2. On that day, sitting on my log in the early stirrings of spring, the stream overwhelmed me…I wanted to know how many molecules were sliding past me per minute. I wanted to know where they had spent their lives, lives that stretched back to the beginning of the world. Most of them had probably been snow, recently delicate, now reveling in the rough and tumble world of a fast mountain stream. Before the snow, where had they been? Steam coming off a cow’s back? Evaporation from a kiddie pool? Most were probably oceanic. Formerly waves. But before then? How many times had each of these molecules fallen from the sky, contributing some little corner to a snowflake? How many times divorced into lonely hydrogen and oxygen, how many times remarried? These things had traveled, no doubt. These things had even been around when Moses did his business with the Red Sea. Had they been there? Had they heard about it from friends? There is water somewhere in the world that ran down the body of the Word Himself as John, His cousin, baptized Him. No doubt it is water still, uncherished by man, known only by the Author of this story. Drops were chosen to serve as His tears beside Jerusalem, more were chosen to wait in His side for the tip of a Roman spear. They burst forth and completed their poetic calling, a flourish in the story, a picture within a picture. But did that water retire? Does it no longer have a task? Has God made sure it never entered a toilet tank or moistened the parched lips of a liar? Why would He? He has never treated Himself as sacred.
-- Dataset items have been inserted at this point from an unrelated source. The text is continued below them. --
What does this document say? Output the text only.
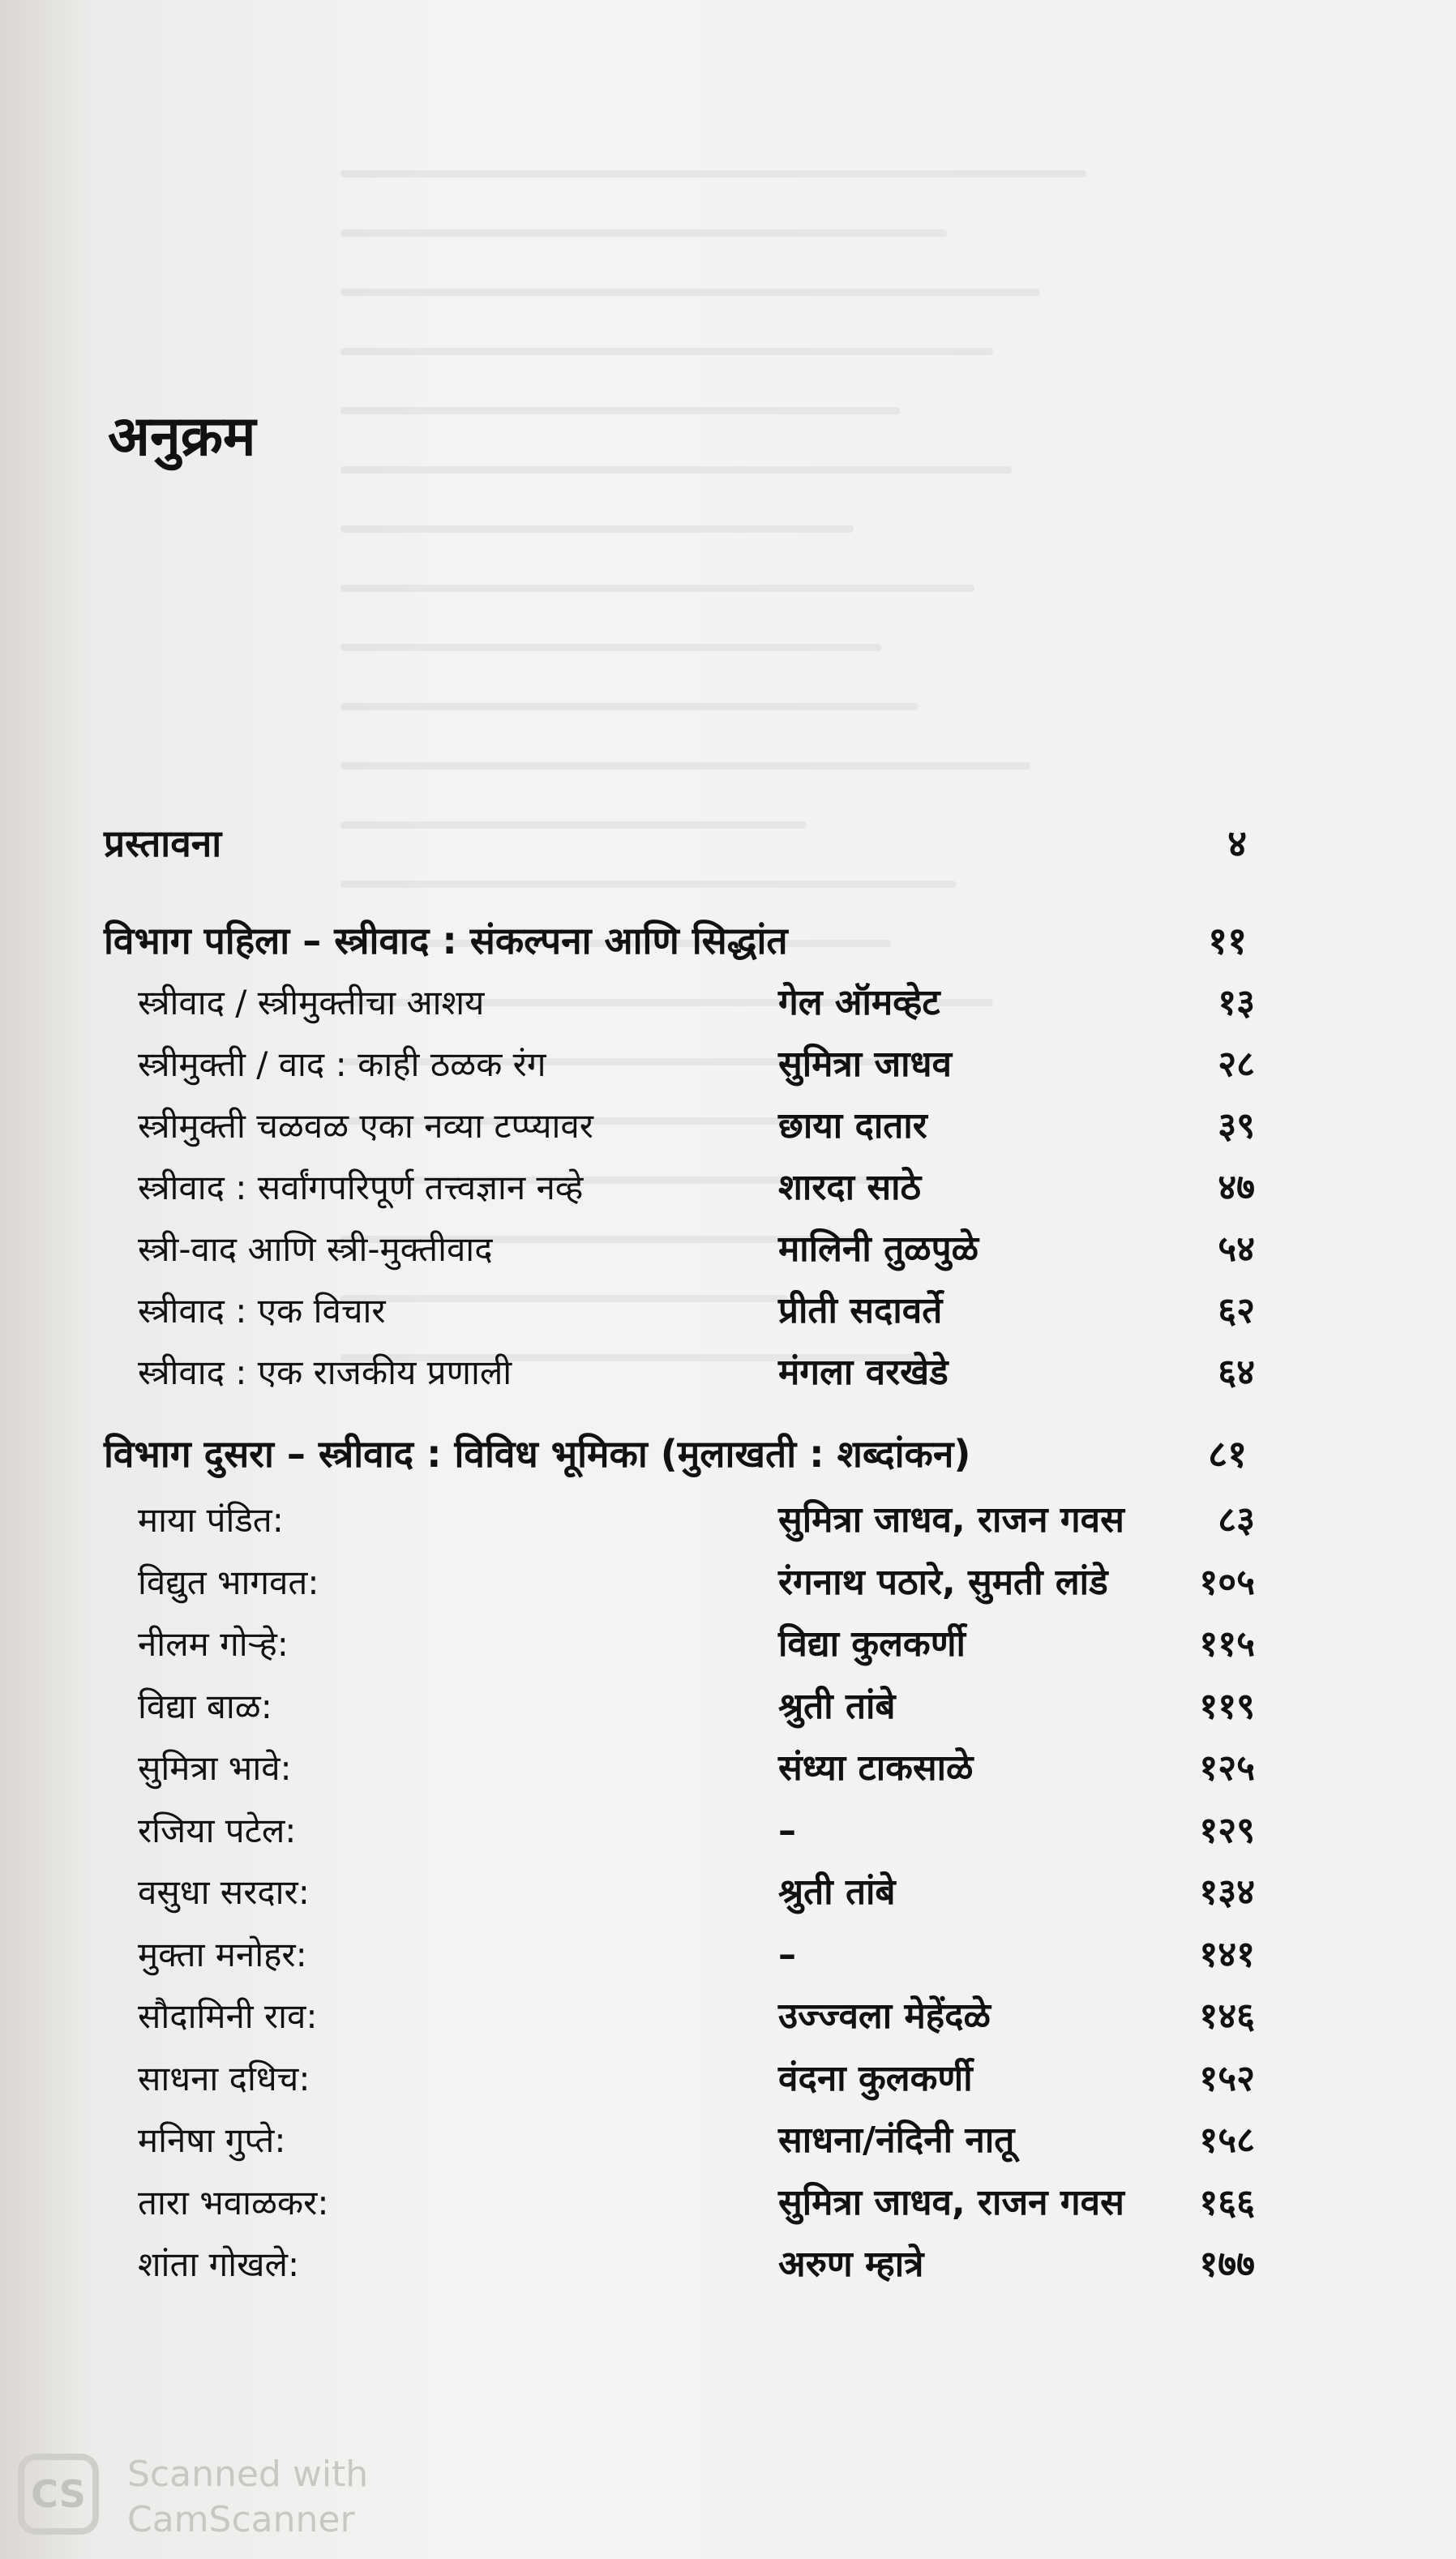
अनुक्रम
प्रस्तावना	४
विभाग पहिला – स्त्रीवाद : संकल्पना आणि सिद्धांत	११
स्त्रीवाद / स्त्रीमुक्तीचा आशय	गेल ऑमव्हेट	१३
स्त्रीमुक्ती / वाद : काही ठळक रंग	सुमित्रा जाधव	२८
स्त्रीमुक्ती चळवळ एका नव्या टप्प्यावर	छाया दातार	३९
स्त्रीवाद : सर्वांगपरिपूर्ण तत्त्वज्ञान नव्हे	शारदा साठे	४७
स्त्री-वाद आणि स्त्री-मुक्तीवाद	मालिनी तुळपुळे	५४
स्त्रीवाद : एक विचार	प्रीती सदावर्ते	६२
स्त्रीवाद : एक राजकीय प्रणाली	मंगला वरखेडे	६४
विभाग दुसरा – स्त्रीवाद : विविध भूमिका (मुलाखती : शब्दांकन)	८१
माया पंडित:	सुमित्रा जाधव, राजन गवस	८३
विद्युत भागवत:	रंगनाथ पठारे, सुमती लांडे	१०५
नीलम गोऱ्हे:	विद्या कुलकर्णी	११५
विद्या बाळ:	श्रुती तांबे	११९
सुमित्रा भावे:	संध्या टाकसाळे	१२५
रजिया पटेल:	–	१२९
वसुधा सरदार:	श्रुती तांबे	१३४
मुक्ता मनोहर:	–	१४१
सौदामिनी राव:	उज्ज्वला मेहेंदळे	१४६
साधना दधिच:	वंदना कुलकर्णी	१५२
मनिषा गुप्ते:	साधना/नंदिनी नातू	१५८
तारा भवाळकर:	सुमित्रा जाधव, राजन गवस १६६
शांता गोखले:	अरुण म्हात्रे	१७७
CS	Scanned with
CamScanner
3. There is water in the world that once flew out of the mouths of guards and flecked the face of the Word Himself. There is iron that once tore at His back and iron that once coursed in His blood before it fell to the stones, left for the small animals to feed on in the night. Animals were born and spent a lifetime before being slaughtered, having their hides tanned and cut into strips, interwoven with stone and glass and lashing the skin off the One Poet’s back, baring ribs full of calcium. There are proteins still, somewhere in this world, that were used in His beard before soldiers clutched, not knowing how close their fingers came to the Infinite, and tore hard.
But there is nothing now made from His flesh decomposed. That seed sprouted long ago, the firstborn, sprung from the womb of death on the first real day of Spring.